Termino estas ponderações reportando-me ao título que dei ao livro: Pensar é Preciso. A frase é uma glosa da expressão de Fernando Pessoa navegar é preciso, viver não é preciso. Alguns estudiosos interpretam os dizeres do ponto de vista histórico, outros do lado existencial. Navegar é preciso para conhecer novos mundos (especialmente com referência à aventura marítima portuguesa, cantada nos Lusíadas de Camões) e avançar na linha civilizacional. Mas para tanto precisamos de instrumentos de exatidão: bússola, razão, leis. E, sobretudo, a formação de uma consciência cívica, sedimentada no respeito ao nosso semelhante, em tudo que concerne a convivência em sociedade.
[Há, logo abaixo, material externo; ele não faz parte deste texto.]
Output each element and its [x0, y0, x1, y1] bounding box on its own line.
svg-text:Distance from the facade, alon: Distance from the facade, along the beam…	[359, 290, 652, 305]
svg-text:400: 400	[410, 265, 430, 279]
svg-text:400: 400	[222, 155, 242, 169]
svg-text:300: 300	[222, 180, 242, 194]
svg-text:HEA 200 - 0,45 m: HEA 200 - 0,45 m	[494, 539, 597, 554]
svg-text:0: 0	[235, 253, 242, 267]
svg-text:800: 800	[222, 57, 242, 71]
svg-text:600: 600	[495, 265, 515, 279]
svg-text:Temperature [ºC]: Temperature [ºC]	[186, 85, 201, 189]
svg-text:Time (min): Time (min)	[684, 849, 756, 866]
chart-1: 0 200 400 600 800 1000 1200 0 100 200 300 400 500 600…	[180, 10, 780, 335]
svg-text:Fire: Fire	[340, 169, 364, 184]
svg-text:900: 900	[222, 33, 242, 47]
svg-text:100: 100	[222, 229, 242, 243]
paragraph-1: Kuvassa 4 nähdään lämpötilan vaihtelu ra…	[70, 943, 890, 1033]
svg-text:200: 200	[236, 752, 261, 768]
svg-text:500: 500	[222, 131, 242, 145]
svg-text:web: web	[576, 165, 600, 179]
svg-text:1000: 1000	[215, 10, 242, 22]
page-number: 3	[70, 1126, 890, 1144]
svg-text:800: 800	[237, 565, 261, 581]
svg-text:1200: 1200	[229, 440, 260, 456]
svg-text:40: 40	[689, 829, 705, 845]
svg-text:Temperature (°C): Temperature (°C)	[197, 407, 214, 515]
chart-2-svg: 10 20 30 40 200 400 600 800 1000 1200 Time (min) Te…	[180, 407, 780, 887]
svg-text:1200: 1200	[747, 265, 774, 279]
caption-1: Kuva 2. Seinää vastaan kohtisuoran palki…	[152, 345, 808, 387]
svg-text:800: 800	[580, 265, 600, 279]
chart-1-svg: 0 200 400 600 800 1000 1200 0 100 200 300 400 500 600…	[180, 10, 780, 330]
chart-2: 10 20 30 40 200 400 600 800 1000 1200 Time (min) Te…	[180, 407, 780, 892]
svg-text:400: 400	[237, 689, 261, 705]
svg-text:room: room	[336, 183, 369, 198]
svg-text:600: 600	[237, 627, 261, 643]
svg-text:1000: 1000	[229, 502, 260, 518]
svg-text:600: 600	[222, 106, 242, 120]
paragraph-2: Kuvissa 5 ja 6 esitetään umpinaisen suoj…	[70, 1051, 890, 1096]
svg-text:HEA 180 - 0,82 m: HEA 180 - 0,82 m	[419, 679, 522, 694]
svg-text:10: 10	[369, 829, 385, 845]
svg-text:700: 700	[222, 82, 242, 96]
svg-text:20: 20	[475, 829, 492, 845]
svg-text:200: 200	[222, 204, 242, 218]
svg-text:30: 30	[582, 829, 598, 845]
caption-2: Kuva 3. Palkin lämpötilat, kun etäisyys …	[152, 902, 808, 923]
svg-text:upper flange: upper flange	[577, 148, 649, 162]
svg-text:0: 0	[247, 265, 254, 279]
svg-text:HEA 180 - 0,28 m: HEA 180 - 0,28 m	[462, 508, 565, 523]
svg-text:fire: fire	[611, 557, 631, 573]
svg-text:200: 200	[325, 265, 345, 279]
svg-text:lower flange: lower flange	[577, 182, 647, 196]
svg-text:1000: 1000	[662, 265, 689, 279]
Como contraponto, para viver simplesmente, apenas como as bestas, não é preciso fazer uso da inteligência e do bom senso. Basta seguir o instinto gregário, vivendo conforme princípios ideológicos e costumes tradicionais, deixando-nos levar por crenças, preconceitos, temores, paixões. Pensar é preciso para superar o marasmo da opinião comum e atingir a harmonia e o amor universal entre os homens, só possível quando estes perceberem que ninguém pode ser feliz no meio do egoísmo individual ou de grupos e da ignorância generalizada, geradora da miséria material e espiritual de um povo. Atualmente, somos os humanos que ainda não superaram o estágio da selvageria, pois, na ilusão de sermos divinos por origem e destino, continuamos a nos esganar como animais!